A Frozen Tofu Recipe
There are many ways to cook your frozen tofu. As it becomes firmer and denser when frozen, it is indeed best eaten in a hotpot, deep-fried, or stir-fried together with some crunchy veggies. To exactly help you out, here is a frozen tofu recipe you can try after tonight: Frozen Tofu Braised in Soy Sauce
Key Details of the Recipe
|Freezing Time:||6 Hours|
|Prep & Cooking Time:||65 Minutes|
|Flavor & Texture:||Savory with umami flavor|
- 1 block of regular tofu
- 2 cups stock: meat, dashi, or vegetable
- 1/4 cup dark soy sauce
- 1/4 cup sake or rice wine
- 1/4 cup mirin or 2 tablespoons sugar
- Thinly sliced green onions, to garnish
Let’s suppose you’ve done freezing your tofu (as per the above instructions) so we’ll jump on the cooking steps directly.

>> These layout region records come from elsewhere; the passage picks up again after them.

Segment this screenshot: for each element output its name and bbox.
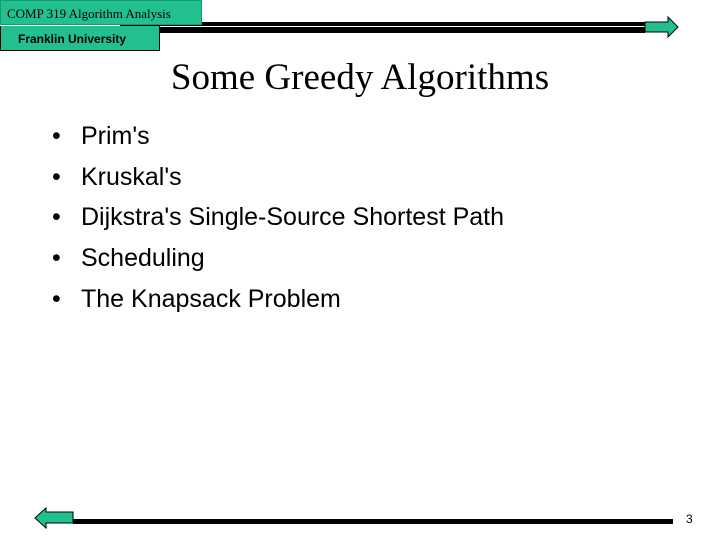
arrow-left-icon[interactable] [33,507,75,529]
list-item: • Scheduling [52,244,205,273]
university-label: Franklin University [0,26,160,51]
list-item: • Prim's [52,122,150,150]
page-number: 3 [686,512,693,526]
header-rule-highlight [130,26,645,27]
list-item: • The Knapsack Problem [52,284,341,313]
course-label: COMP 319 Algorithm Analysis [0,0,202,25]
footer-rule [73,519,673,524]
list-item: • Dijkstra's Single-Source Shortest Path [52,203,505,232]
slide-title: Some Greedy Algorithms [170,57,550,98]
arrow-right-icon[interactable] [644,16,680,38]
list-item: • Kruskal's [52,162,182,191]
bullet-list: • Prim's • Kruskal's • Dijkstra's Single-So… [52,116,504,319]
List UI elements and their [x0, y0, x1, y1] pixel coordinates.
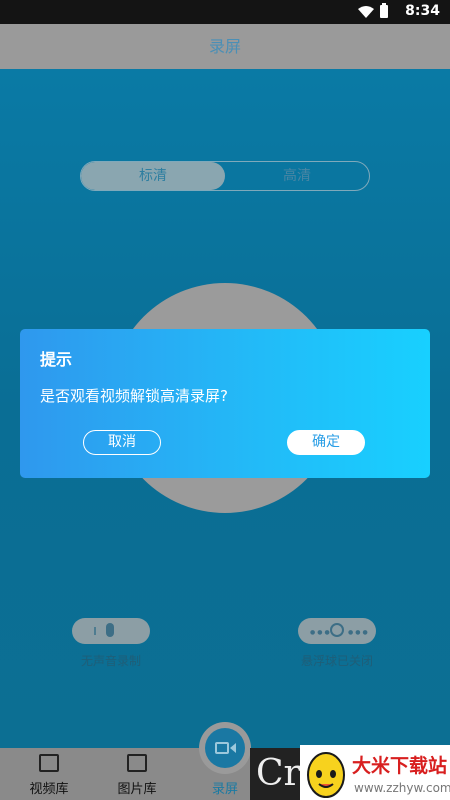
- quality-option-sd[interactable]: 标清: [81, 162, 225, 190]
- dialog-message: 是否观看视频解锁高清录屏?: [40, 387, 228, 405]
- egg-mascot-icon: [307, 752, 345, 798]
- video-library-icon: [39, 754, 59, 772]
- microphone-icon: [106, 623, 114, 637]
- float-ball-toggle-label: 悬浮球已关闭: [300, 654, 373, 668]
- record-fab-button[interactable]: [199, 722, 251, 774]
- battery-icon: [380, 3, 388, 18]
- status-bar: 8:34: [0, 0, 450, 24]
- nav-label: 图片库: [117, 782, 157, 797]
- dots-icon: ●●●: [310, 629, 332, 636]
- fan-icon: [330, 623, 344, 637]
- audio-toggle-label: 无声音录制: [80, 654, 141, 668]
- dialog-title: 提示: [40, 350, 73, 369]
- quality-option-hd[interactable]: 高清: [225, 162, 369, 190]
- nav-item-image-library[interactable]: 图片库: [92, 748, 182, 800]
- audio-toggle-button[interactable]: [72, 618, 150, 644]
- image-library-icon: [127, 754, 147, 772]
- watermark-brand: 大米下载站: [352, 755, 448, 777]
- quality-toggle[interactable]: 标清 高清: [80, 161, 370, 191]
- dots-icon: ●●●: [348, 629, 370, 636]
- watermark-partial-text: Cr: [250, 748, 305, 800]
- watermark-logo: 大米下载站 www.zzhyw.com: [300, 745, 450, 800]
- wifi-icon: [358, 6, 374, 18]
- confirm-button[interactable]: 确定: [287, 430, 365, 455]
- cancel-button[interactable]: 取消: [83, 430, 161, 455]
- watermark-url: www.zzhyw.com: [354, 781, 450, 795]
- unlock-hd-dialog: 提示 是否观看视频解锁高清录屏? 取消 确定: [20, 329, 430, 478]
- record-camera-icon: [205, 728, 245, 768]
- status-time: 8:34: [405, 3, 440, 19]
- nav-item-video-library[interactable]: 视频库: [4, 748, 94, 800]
- float-ball-toggle-button[interactable]: ●●● ●●●: [298, 618, 376, 644]
- page-title: 录屏: [0, 24, 450, 69]
- nav-label: 视频库: [29, 782, 69, 797]
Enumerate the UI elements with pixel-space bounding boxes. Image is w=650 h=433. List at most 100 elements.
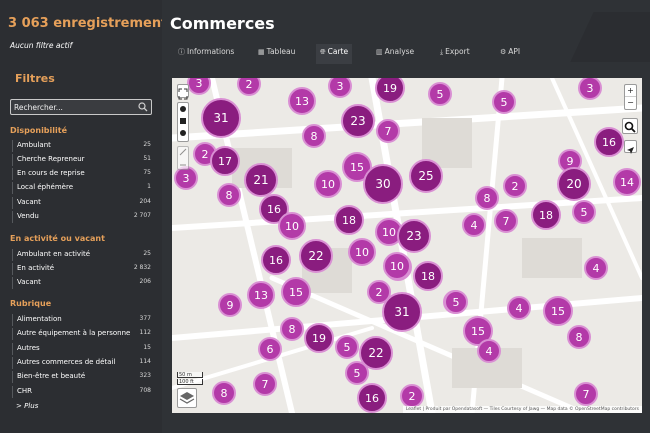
- cluster-marker[interactable]: 8: [567, 325, 591, 349]
- cluster-marker[interactable]: 31: [382, 292, 422, 332]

- Thaw your frozen tofu by running it under hot water first.
- Bring water to boil in a large pot and drop your tofu cubes in. Let it boil for 15 minutes or until tofu is soft.
- Drain the water from the pot, leaving the tofu.
- In a separate pot or saucepan, heat your broth and bring it to a boil.
- Put the rest of the ingredients (soy sauce, sake, and mirin).
- Simmer for at least 25 minutes, or until the tofu has fully absorbed all but 1 tablespoon of the liquid.
- Add seasoning and adjust the flavor as per your preference.
If you are braising cubes of meat in a soy sauce dish, toss the cubes of tofu into the pot during the last half hour of braising.
Per serving of this dish provides 178 calories, 7g fat, 10g carbs, and 15g protein.
Wrapping It All Up
Did you know that tofu is composed of 86% water? So when it freezes, its waters turn into ice crystals which expand and push the protein network. During the thawing process, the water drains away, leaving the tofu spongier and giving it the capability to be more absorbent. This gives the tofu a crispier crust especially when deep-fried.
Freezing tofu makes this soybean product a stand-out main star in our dishes. Frozen tofu does a lot more in transforming its tastes, texture, and flavor, making it a more ideal option if you’re trying to refrain from eating meat starting today.